By Jackson Proskow and Brennan Leffler
Global News
Published October 29, 2022
11 min read
It looks like there are body parts everywhere. That’s how Steve Butler knows he has come to the right place.
There are at least three noses on the counter. There’s a stack of eyes, and a box full of ears and fingers. In the corner, there’s the lower half of a man’s face, complete with a moustache.
“It’s like something out of a movie,” Steve says, as he looks around.
The room is a mix of a laboratory and workshop. It’s spotless. Everything has a place.
In the lobby, there are stacks of photo albums of past visitors who are just like him: people who lost a visible part of their identity, people who had nowhere else to turn.

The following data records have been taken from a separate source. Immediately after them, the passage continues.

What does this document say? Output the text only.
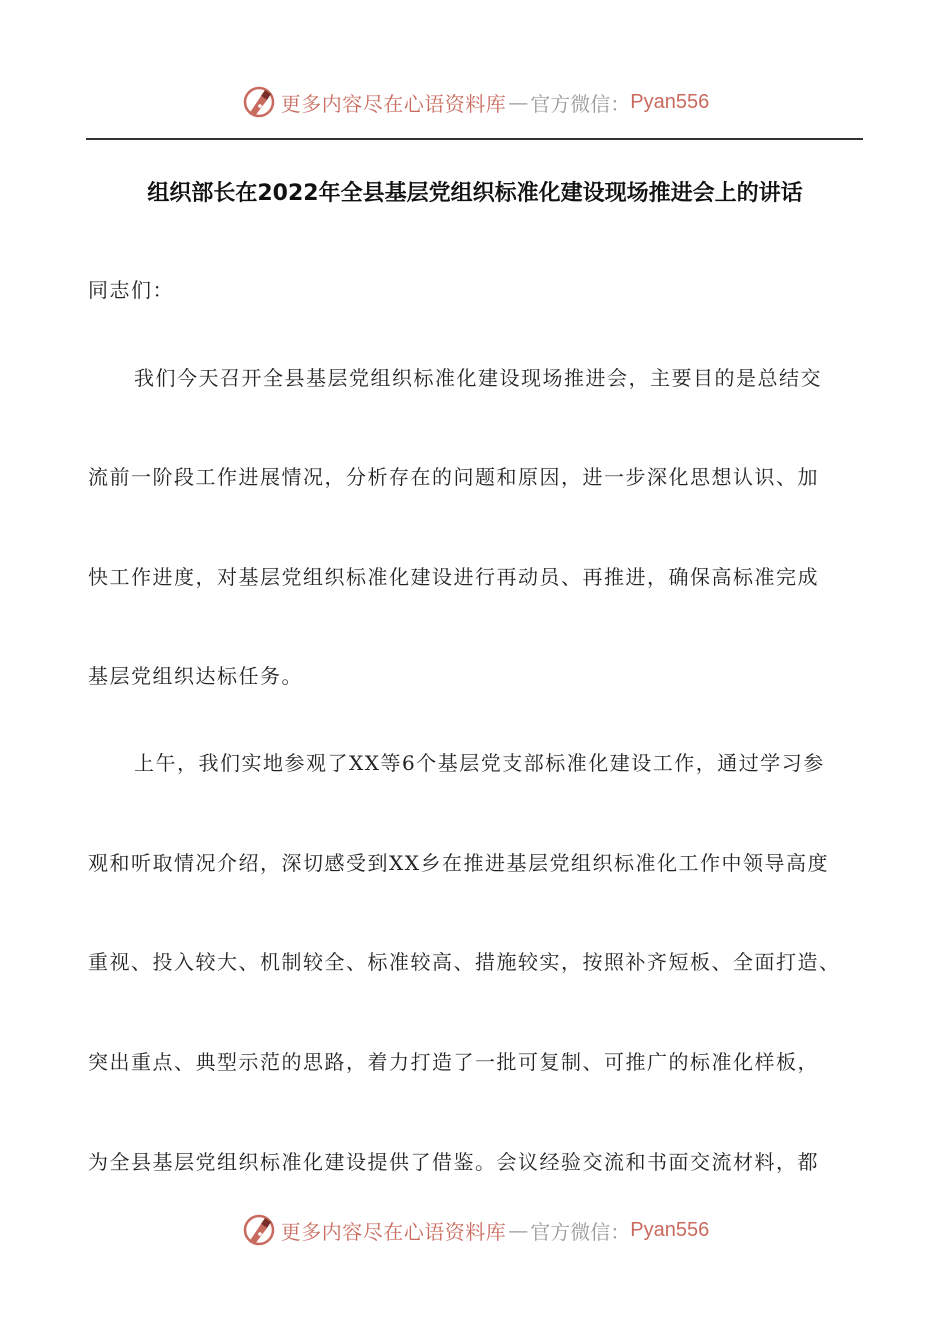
更多内容尽在心语资料库 — 官方微信： Pyan556
组织部长在2022年全县基层党组织标准化建设现场推进会上的讲话
同志们：
我们今天召开全县基层党组织标准化建设现场推进会，主要目的是总结交
流前一阶段工作进展情况，分析存在的问题和原因，进一步深化思想认识、加
快工作进度，对基层党组织标准化建设进行再动员、再推进，确保高标准完成
基层党组织达标任务。
上午，我们实地参观了XX等6个基层党支部标准化建设工作，通过学习参
观和听取情况介绍，深切感受到XX乡在推进基层党组织标准化工作中领导高度
重视、投入较大、机制较全、标准较高、措施较实，按照补齐短板、全面打造、
突出重点、典型示范的思路，着力打造了一批可复制、可推广的标准化样板，
为全县基层党组织标准化建设提供了借鉴。会议经验交流和书面交流材料，都
更多内容尽在心语资料库 — 官方微信： Pyan556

The last time Steve went looking for help, he ended up spending a lot of money, only to be left disappointed and dejected.
Out of desperation, he started searching Google. He landed on this place, run by a man who appears to be the master of a very singular skill.

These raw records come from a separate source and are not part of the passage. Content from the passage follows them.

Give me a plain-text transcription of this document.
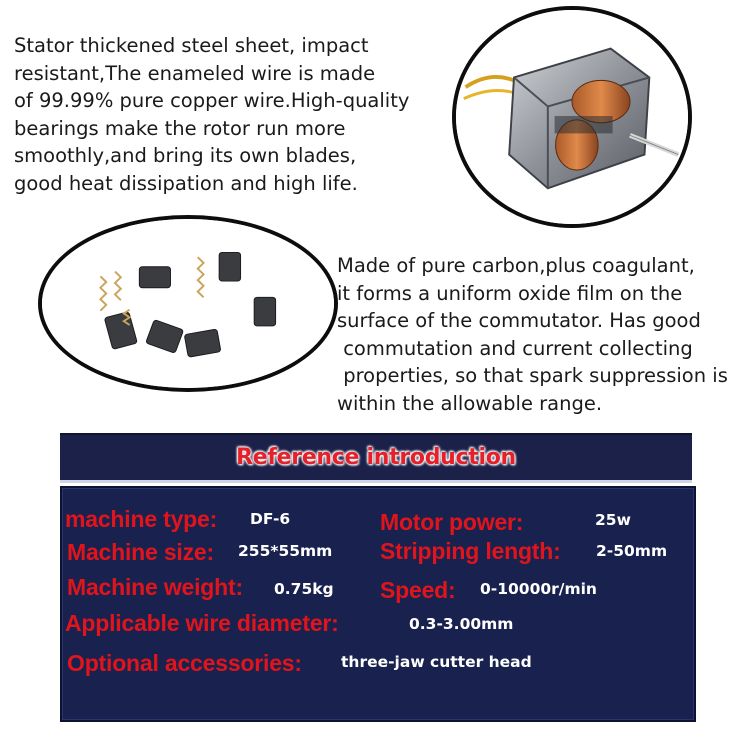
Stator thickened steel sheet, impact
resistant,The enameled wire is made
of 99.99% pure copper wire.High-quality
bearings make the rotor run more
smoothly,and bring its own blades,
good heat dissipation and high life.
Made of pure carbon,plus coagulant,
it forms a uniform oxide film on the
surface of the commutator. Has good
commutation and current collecting
properties, so that spark suppression is
within the allowable range.
Reference introduction
machine type: DF-6	Motor power:	25w
Machine size: 255*55mm Stripping length: 2-50mm
Machine weight: 0.75kg Speed: 0-10000r/min
Applicable wire diameter:	0.3-3.00mm
Optional accessories:	three-jaw cutter head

So Steve and his wife drove from West Virginia to the suburbs of Washington, D.C., and now he’s sitting in an oversized barber’s chair, surrounded by all these apparent body parts, while an 80-year-old ex-spy looks at his face — specifically, his amputated left ear, and neck tissue, which were lost to a rare glandular cancer.
“A lot of my family said ‘you look fine without it,’” he explains, “but you kind of don’t feel that way.”
A large skin graft covers the area where surgeons worked so desperately to save his life. Steve hopes the man who is currently prodding at his visible wounds can give him back what he lost.
“It’s hard to be around people sometimes,” he says, fighting back tears.
To watch Robert Barron is to see a master artist at work.
His gifted hands move with remarkable precision. Each brush stroke is calculated. Each piece he sculpts is meticulously crafted, and sometimes re-crafted, to reach perfection.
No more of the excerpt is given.